Oct 26 2015
Researchers at The University of Alabama, in collaboration with colleagues in Germany, have developed a new way to use wood or other kinds of biomass to make chemical materials without relying on the usual non-renewable petrochemical starting materials.
The idea, the researchers said, is to produce everyday products from renewable resources while remaining economically competitive and without harming the environment. Toward that end, researchers, including Dr. Anthony J. Arduengo III, the Saxon Professor of Chemistry at UA, show that traditional petroleum-based products can be synthesized in a way that recruits all the carbon atoms of a molecular skeleton exclusively from wood-based raw materials.
Arduengo and his associates have collaborated with researchers at the Johannes Gutenberg University in Mainz, Germany. They have established an international collaborative research consortium StanCE, or Sustainable Technology for a new Chemical Economy, to develop and implement their innovations.
“This is an exciting result and an important step both technologically and economically,” Arduengo said. “Imagine chemical synthesis as constructing important materials for our modern life from Lego©-like building blocks.”
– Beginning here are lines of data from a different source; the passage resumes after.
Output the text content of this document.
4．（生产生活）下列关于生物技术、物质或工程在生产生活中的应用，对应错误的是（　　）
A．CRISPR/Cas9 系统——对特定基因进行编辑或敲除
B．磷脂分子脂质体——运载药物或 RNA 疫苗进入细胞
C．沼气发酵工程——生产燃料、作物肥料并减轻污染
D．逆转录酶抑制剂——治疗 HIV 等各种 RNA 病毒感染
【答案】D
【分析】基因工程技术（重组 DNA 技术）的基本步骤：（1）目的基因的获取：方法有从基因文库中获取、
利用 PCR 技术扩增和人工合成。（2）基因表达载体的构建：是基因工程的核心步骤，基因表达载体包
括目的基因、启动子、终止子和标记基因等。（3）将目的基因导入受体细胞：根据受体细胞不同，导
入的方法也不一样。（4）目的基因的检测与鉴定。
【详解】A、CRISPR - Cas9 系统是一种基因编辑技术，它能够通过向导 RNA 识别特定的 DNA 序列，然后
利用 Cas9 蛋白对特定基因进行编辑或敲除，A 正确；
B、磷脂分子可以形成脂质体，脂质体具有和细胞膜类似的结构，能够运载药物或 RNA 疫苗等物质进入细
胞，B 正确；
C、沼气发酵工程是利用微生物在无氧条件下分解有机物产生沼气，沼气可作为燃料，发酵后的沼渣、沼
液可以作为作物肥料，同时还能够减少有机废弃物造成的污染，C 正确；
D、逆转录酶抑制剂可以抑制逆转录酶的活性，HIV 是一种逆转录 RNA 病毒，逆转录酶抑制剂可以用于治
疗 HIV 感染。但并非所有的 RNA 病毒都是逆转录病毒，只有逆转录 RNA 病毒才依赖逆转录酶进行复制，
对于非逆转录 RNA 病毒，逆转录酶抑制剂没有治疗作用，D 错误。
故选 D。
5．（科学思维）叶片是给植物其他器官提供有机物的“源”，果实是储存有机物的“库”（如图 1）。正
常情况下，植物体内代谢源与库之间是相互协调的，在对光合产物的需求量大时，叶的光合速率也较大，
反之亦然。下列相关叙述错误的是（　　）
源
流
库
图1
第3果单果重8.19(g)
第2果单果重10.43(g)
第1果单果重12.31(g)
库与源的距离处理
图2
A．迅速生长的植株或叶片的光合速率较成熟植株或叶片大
Conventional petrochemistry provides a limited variety and shape of these building blocks, he said. Considerable energy and effort must be invested to re-shape the basic building blocks from petroleum into the various units needed to build more complicated objects.
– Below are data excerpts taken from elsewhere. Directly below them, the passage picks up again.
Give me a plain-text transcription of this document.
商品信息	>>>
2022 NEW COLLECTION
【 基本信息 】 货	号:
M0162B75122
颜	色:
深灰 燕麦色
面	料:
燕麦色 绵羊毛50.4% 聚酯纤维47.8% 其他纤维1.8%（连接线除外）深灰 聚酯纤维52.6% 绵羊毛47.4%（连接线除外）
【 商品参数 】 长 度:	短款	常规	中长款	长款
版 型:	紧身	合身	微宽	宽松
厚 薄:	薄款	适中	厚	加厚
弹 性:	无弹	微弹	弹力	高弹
“Wood, a renewable resource that’s easily accessible, offers the opportunity to directly harvest a wide range of building blocks with diverse chemistries and structures that can then be used to build materials for the modern world,” he said.
Arduengo sees the use of wood in the chemical industry as a game-changer.
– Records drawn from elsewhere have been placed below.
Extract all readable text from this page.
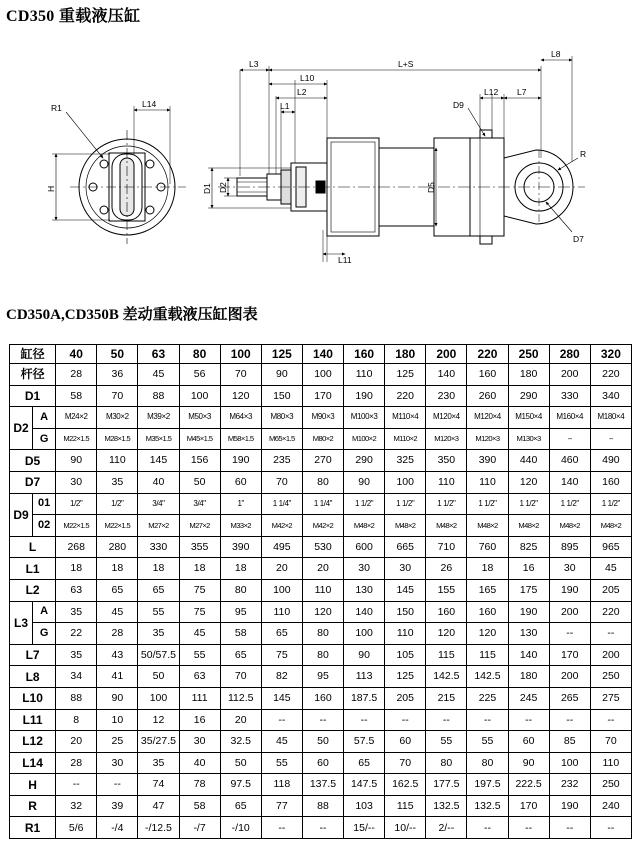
CD350 重载液压缸
R1	L14
H
L3	L+S
L8
L10
L2
L1	D9
L12 L7
R
D1 D2	D5
L11
D7
CD350A,CD350B 差动重载液压缸图表
缸径		40	50	63	80	100	125	140	160	180	200	220	250	280	320
杆径		28	36	45	56	70	90	100	110	125	140	160	180	200	220
D1		58	70	88	100	120	150	170	190	220	230	260	290	330	340
D2	A	M24×2	M30×2	M39×2	M50×3	M64×3	M80×3	M90×3	M100×3	M110×4	M120×4	M120×4	M150×4	M160×4	M180×4
	G	M22×1.5	M28×1.5	M35×1.5	M45×1.5	M58×1.5	M65×1.5	M80×2	M100×2	M110×2	M120×3	M120×3	M130×3	--	--
D5		90	110	145	156	190	235	270	290	325	350	390	440	460	490
D7		30	35	40	50	60	70	80	90	100	110	110	120	140	160
D9	01	1/2"	1/2"	3/4"	3/4"	1"	1 1/4"	1 1/4"	1 1/2"	1 1/2"	1 1/2"	1 1/2"	1 1/2"	1 1/2"	1 1/2"
	02	M22×1.5	M22×1.5	M27×2	M27×2	M33×2	M42×2	M42×2	M48×2	M48×2	M48×2	M48×2	M48×2	M48×2	M48×2
L		268	280	330	355	390	495	530	600	665	710	760	825	895	965
L1		18	18	18	18	18	20	20	30	30	26	18	16	30	45
L2		63	65	65	75	80	100	110	130	145	155	165	175	190	205
L3	A	35	45	55	75	95	110	120	140	150	160	160	190	200	220
	G	22	28	35	45	58	65	80	100	110	120	120	130	--	--
L7		35	43	50/57.5	55	65	75	80	90	105	115	115	140	170	200
L8		34	41	50	63	70	82	95	113	125	142.5	142.5	180	200	250
L10		88	90	100	111	112.5	145	160	187.5	205	215	225	245	265	275
L11		8	10	12	16	20	--	--	--	--	--	--	--	--	--
L12		20	25	35/27.5	30	32.5	45	50	57.5	60	55	55	60	85	70
L14		28	30	35	40	50	55	60	65	70	80	80	90	100	110
H		--	--	74	78	97.5	118	137.5	147.5	162.5	177.5	197.5	222.5	232	250
R		32	39	47	58	65	77	88	103	115	132.5	132.5	170	190	240
R1		5/6	-/4	-/12.5	-/7	-/10	--	--	15/--	10/--	2/--	--	--	--	--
“Just imagine a modern ‘oil boom’ or ‘gusher age’ that is not based on oil and petrochemicals, but rather the renewal resource of wood – a ‘Xylochemical’ revolution or boom, ” he said. “Alabama, with its extensive well-managed forests, is center stage for this new technological and economic boom.”
The UA team, led by Arduengo, focuses on fundamental chemical reactivity and structure at a molecular level and strives to make the most effective use of the inherent properties of wood ingredients for the new sustainable chemistry.
The group, which includes Dr. Jason Runyon, UA visiting scientist in chemistry, is supported by initial funding from a UA Research Grants Committee Award through the Office of the Vice President for Research and Economic Development, which helped establish the StanCE consortium. The collaboration with the German team, led by Dr. Till Opatz, began two years ago after discussions at a conference in Goslar, Germany, Arduengo said.
“As we began discussing chemical challenges in the modern world, it quickly became apparent that many of us had complementary skill sets and interests that enabled us to tackle some of today’s grand technological and social challenges,” he said. “Not only did our skill-sets mesh well, but our varied backgrounds in industry and academics facilitate novel conceptual approaches to these problems. Out of this diverse mix, our StanCE consortium was born.”
The StanCE consortium brings together leading researchers from the United States, Germany, Japan and Canada to address industrial, technological and environmental issues facing this transition to a sustainable chemical infrastructure.
The interaction between Johannes Gutenberg University and UA already has seen a number of successful transatlantic personnel exchanges, which serve to strengthen the technological underpinnings of the collaboration while providing participants with educational and cultural opportunities.
In addition to the educational, technological and cultural benefits derived through the StanCE consortium, this developing technology offers a great potential economic benefit to the wood industry.
The first results from StanCE collaborations on Xylochemistry were published on Friday, Oct. 16, by the Tuscaloosa and Mainz groups in the journal Angewandte Chemie, or Applied Chemistry (DOI: 10.1002/anie.201508500).
This article reports the total synthesis of important pharmaceuticals and potential anticancer agents solely from wood-based starting materials.
UA’s department of chemistry is part of the College of Arts and Sciences, the University’s largest division and the largest liberal arts college in the state. Students from the College have won numerous national awards including Rhodes Scholarships, Goldwater Scholarships, Truman Scholarships and memberships on the USA Today Academic All American Team.